Almost at his conclusion, Gore says, "In December of 2000, even though I strongly disagreed with the decision by the U.S. Supreme Court to order a halt to the counting of legally cast ballots, I saw it as my duty to reaffirm my own strong belief that we are a nation of laws and not only accept the decision, but do what I could to prevent efforts to delegitimize George Bush as he took the oath of office as president. I did not at that moment imagine that Bush would, in the presidency that ensued, demonstrate utter contempt for the rule of law and work at every turn to frustrate accountability." Finally, in that moment, too little, too late, of course, but still, Gore says what we've been wanting to hear: he was honorable towards dishonorable men; he was a mensch to the putzes; he was the strong adult to the petulant children; and he was wrong.

Of course, Gore will be ignored, mostly, except for ad hominem and useless attacks that fail to address anything that he actually said.
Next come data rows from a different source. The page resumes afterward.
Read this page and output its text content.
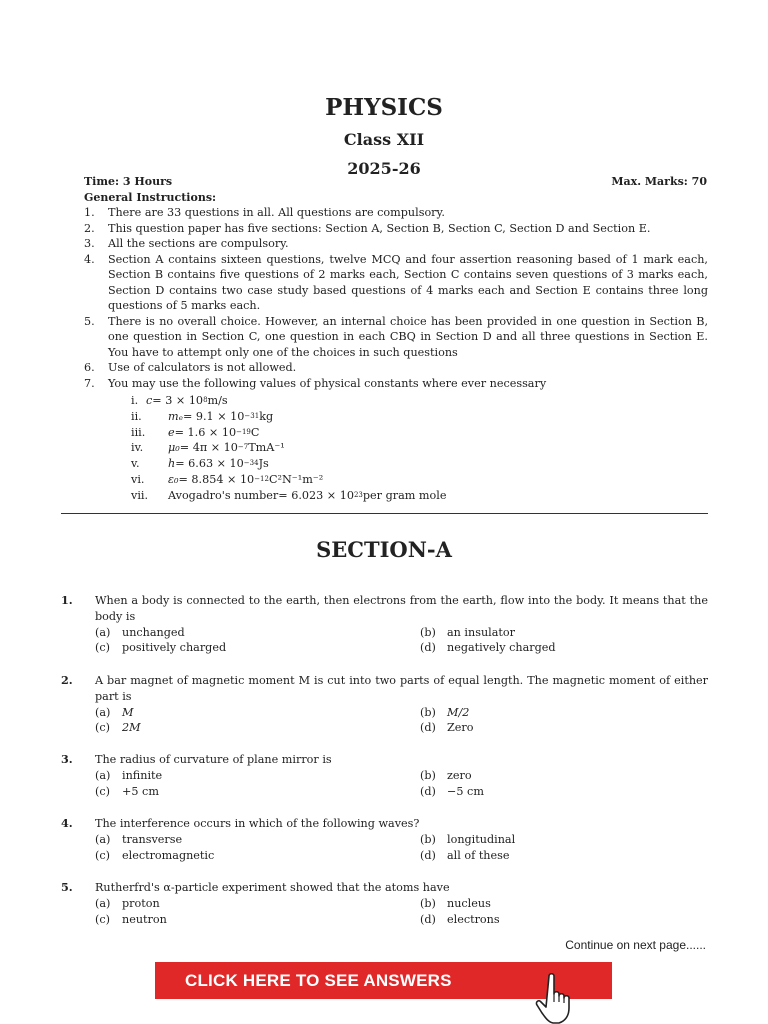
PHYSICS
Class XII
2025-26
Time: 3 Hours	Max. Marks: 70
General Instructions:
1.	There are 33 questions in all. All questions are compulsory.
2.	This question paper has five sections: Section A, Section B, Section C, Section D and Section E.
3.	All the sections are compulsory.
4.	Section A contains sixteen questions, twelve MCQ and four assertion reasoning based of 1 mark each, Section B contains five questions of 2 marks each, Section C contains seven questions of 3 marks each, Section D contains two case study based questions of 4 marks each and Section E contains three long questions of 5 marks each.
5.	There is no overall choice. However, an internal choice has been provided in one question in Section B, one question in Section C, one question in each CBQ in Section D and all three questions in Section E. You have to attempt only one of the choices in such questions
6.	Use of calculators is not allowed.
7.	You may use the following values of physical constants where ever necessary
i. c = 3 × 10 8 m/s
ii.	mₑ = 9.1 × 10 −31 kg
iii.	e = 1.6 × 10 −19 C
iv.	μ₀ = 4π × 10 −7 TmA⁻¹
v.	h = 6.63 × 10 −34 Js
vi.	ε₀ = 8.854 × 10 −12 C²N⁻¹m⁻²
vii.	Avogadro's number = 6.023 × 10 23 per gram mole
SECTION-A
1. When a body is connected to the earth, then electrons from the earth, flow into the body. It means that the body is
(a) unchanged	(b) an insulator
(c) positively charged	(d) negatively charged
2. A bar magnet of magnetic moment M is cut into two parts of equal length. The magnetic moment of either part is
(a) M	(b) M/2
(c) 2M	(d) Zero
3. The radius of curvature of plane mirror is
(a) infinite	(b) zero
(c) +5 cm	(d) −5 cm
4. The interference occurs in which of the following waves?
(a) transverse	(b) longitudinal
(c) electromagnetic	(d) all of these
5. Rutherfrd's α-particle experiment showed that the atoms have
(a) proton	(b) nucleus
(c) neutron	(d) electrons
Continue on next page......
CLICK HERE TO SEE ANSWERS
Fuck, the GOP, in its wonderfully hysterical, proto-McCarthy way, has decided to attack MoveOn.org, which sponsored the speech, saying that MoveOn's issue positions discredit Gore. And their official statement on the speech provides a litany of the terrorist attacks that happened in the Clinton Administration, saying that Gore must have "amnesia" or doesn't understand the "threat of global terror." Which, to be sure, begs the question of how much the current Adminstration understands that threat, but still, it all, all is a consciously blind refusal to answer any criticism. Just wait for the editorials, the Hannities, the O'Reillys.

And it was one sweet, sweet-assed motherfucker of a speech, so direct, so unlike anything we've been hearing for so, so long, in this democracy, this America, the place where we are supposed to be able talk and question openly, but this place where it has become an anomaly to actually do so. One can be sure that Kerry and his people had two reactions: anger at the distraction and the implicit tie to him, and jealousy that only a man with nothing left to lose can be so liberated in the so-called "Land of the Free."